Different systems handle this differently:

Summarization compresses older conversation turns into a compact narrative when the context approaches its limit. Claude Code does this automatically. The risk is information loss: a summarization pass may omit a constraint the model stated four turns ago that still applies.

Sliding windows drop the oldest turns entirely. Simple to implement, but the agent loses memory of early decisions. An agent that has forgotten it already modified a particular file may modify it again, overwriting its own work.

Structured recall extracts key facts, which files were modified, what errors were encountered, what constraints were established, into a separate block that persists across compaction. This is more reliable than narrative summarization but requires careful thought about what counts as important enough to preserve.

The compaction problem matters for correctness, not just resource management. An agent operating over a long session without proper context management will exhibit inconsistent behavior: confident early, confused later, occasionally contradicting decisions it made an hour before.

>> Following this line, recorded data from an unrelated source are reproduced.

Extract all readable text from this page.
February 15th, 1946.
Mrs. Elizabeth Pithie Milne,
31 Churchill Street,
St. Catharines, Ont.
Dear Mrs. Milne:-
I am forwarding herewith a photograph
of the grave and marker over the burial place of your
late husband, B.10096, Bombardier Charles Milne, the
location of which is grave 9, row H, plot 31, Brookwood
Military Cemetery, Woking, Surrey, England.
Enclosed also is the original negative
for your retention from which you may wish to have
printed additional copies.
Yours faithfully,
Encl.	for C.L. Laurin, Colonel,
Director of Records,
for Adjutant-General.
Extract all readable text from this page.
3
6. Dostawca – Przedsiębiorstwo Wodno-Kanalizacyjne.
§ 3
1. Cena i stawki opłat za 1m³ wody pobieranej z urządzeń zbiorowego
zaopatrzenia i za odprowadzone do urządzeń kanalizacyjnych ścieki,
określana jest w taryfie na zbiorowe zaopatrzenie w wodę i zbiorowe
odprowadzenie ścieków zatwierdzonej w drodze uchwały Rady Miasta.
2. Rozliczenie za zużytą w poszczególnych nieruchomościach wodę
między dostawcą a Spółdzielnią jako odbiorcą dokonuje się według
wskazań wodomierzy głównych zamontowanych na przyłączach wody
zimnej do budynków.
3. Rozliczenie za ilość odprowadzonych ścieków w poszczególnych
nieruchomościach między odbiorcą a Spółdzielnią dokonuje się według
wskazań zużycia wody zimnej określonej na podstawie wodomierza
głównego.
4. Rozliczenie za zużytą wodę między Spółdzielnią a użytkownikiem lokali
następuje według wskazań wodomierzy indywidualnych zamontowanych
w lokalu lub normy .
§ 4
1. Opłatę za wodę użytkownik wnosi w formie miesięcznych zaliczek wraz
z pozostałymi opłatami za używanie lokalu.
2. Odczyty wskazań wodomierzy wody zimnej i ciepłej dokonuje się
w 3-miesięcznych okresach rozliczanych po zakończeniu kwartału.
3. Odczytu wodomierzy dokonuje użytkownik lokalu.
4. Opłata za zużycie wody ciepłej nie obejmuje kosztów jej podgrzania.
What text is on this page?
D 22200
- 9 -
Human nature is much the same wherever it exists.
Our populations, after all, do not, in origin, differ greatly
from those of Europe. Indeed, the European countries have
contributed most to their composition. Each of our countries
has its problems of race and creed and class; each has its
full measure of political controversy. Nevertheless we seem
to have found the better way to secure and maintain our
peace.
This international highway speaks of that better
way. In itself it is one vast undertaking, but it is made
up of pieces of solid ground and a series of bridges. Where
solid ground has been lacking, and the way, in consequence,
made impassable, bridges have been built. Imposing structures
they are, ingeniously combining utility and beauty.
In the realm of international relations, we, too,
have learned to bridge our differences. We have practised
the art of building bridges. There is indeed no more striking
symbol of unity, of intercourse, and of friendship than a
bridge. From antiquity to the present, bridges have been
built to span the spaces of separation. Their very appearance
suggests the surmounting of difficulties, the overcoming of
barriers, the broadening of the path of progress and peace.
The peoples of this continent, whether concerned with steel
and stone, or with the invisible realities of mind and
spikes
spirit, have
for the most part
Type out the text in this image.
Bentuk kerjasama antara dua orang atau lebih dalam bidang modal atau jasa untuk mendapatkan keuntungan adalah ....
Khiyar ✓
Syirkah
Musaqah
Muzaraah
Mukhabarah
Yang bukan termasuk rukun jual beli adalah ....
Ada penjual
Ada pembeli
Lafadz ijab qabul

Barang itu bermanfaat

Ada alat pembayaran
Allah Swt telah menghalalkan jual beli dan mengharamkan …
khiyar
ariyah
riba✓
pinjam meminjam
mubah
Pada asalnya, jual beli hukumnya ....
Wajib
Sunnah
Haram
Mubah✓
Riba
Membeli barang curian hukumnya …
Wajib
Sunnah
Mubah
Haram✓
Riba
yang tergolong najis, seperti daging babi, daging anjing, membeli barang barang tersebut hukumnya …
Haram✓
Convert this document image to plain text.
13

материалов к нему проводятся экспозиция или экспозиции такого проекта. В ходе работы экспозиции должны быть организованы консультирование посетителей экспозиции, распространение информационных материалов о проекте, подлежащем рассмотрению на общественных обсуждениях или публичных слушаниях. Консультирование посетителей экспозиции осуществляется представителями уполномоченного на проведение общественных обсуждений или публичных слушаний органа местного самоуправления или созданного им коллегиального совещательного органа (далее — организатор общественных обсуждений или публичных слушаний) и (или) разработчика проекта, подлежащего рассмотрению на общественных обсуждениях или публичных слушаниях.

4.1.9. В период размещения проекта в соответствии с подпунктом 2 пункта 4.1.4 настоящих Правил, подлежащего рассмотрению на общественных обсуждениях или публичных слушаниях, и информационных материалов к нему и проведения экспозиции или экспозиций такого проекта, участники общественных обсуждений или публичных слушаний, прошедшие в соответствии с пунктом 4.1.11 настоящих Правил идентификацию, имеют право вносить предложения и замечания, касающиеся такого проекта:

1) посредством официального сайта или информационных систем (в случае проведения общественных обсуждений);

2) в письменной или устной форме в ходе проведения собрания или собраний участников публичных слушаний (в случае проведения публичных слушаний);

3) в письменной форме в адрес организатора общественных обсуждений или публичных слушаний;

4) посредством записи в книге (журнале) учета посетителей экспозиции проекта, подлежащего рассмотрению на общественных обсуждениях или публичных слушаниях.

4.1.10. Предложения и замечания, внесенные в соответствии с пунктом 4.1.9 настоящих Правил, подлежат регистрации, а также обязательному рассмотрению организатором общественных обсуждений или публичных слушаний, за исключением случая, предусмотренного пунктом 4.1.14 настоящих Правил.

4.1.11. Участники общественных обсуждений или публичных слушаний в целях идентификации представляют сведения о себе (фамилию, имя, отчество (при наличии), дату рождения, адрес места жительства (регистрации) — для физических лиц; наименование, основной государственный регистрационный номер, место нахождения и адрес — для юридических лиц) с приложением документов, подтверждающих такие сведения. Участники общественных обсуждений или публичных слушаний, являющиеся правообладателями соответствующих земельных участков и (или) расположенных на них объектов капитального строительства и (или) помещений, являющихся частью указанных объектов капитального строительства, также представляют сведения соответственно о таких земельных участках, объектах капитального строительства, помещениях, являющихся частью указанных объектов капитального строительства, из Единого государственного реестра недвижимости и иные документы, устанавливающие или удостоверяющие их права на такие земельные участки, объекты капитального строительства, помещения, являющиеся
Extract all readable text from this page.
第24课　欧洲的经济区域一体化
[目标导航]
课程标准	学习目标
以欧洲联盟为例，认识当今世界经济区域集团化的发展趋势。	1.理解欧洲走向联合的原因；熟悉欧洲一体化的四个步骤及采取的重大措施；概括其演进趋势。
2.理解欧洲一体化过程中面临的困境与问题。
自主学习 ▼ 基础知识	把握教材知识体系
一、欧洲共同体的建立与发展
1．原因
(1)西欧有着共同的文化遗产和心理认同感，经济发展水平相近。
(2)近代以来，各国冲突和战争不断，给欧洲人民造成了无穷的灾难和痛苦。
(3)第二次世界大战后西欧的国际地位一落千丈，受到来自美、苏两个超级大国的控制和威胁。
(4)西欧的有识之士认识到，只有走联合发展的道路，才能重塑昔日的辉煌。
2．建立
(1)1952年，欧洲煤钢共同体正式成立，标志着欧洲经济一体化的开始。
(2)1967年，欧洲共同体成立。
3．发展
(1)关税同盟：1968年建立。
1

Tool Definitions Shape Behavior

The tools you give an agent, and how you describe them, influence what the agent does at least as much as the underlying model capability.

An agent with only file read/write tools approaches problems as text manipulation. The same agent with shell access starts running test suites and reading compiler output. An agent with a “search codebase” tool will use exact string search or semantic search depending entirely on how the description communicates what the tool does. The descriptions are, in effect, part of the agent’s instructions for that session.

Model Context Protocol (MCP), Anthropic’s open standard for tool definitions, attempts to standardize this layer so that tool servers can be built once and consumed by multiple agent runtimes. The protocol specifies how tools declare their name, description, and input schema in a structured format that the model’s tool-selection logic can interpret. A well-designed MCP server for reading Kubernetes pod logs can in principle be dropped into any MCP-compatible agent without modification.

What Separates Useful Agents from Frustrating Ones

The loop architecture is table stakes at this point. What distinguishes useful agents from frustrating ones comes down to a few concrete properties.

Observation quality. An agent that receives truncated tool output cannot reason about what it cannot see. A test runner that cuts stderr at 500 characters prevents the model from reading the part of the traceback that contains the actual failure.

Error recovery. When a tool call fails or returns unexpected output, does the agent recognize that and try a different approach, or does it repeat the same call? The ReAct pattern enables recovery, but only if the model attends to its observations and updates its strategy accordingly.

Scope discipline. The tendency for agents to modify code they were not asked to touch is a reliability problem in practice. Unexpected changes to adjacent files create surprising diffs, complicate code review, and make the agent’s output harder to trust over time.

Most current research in this space, visible in work on SWE-bench variants and in systems like OpenHands, focuses on these behavioral properties rather than the core loop mechanics. The loop is understood. How reliably the model uses it is not.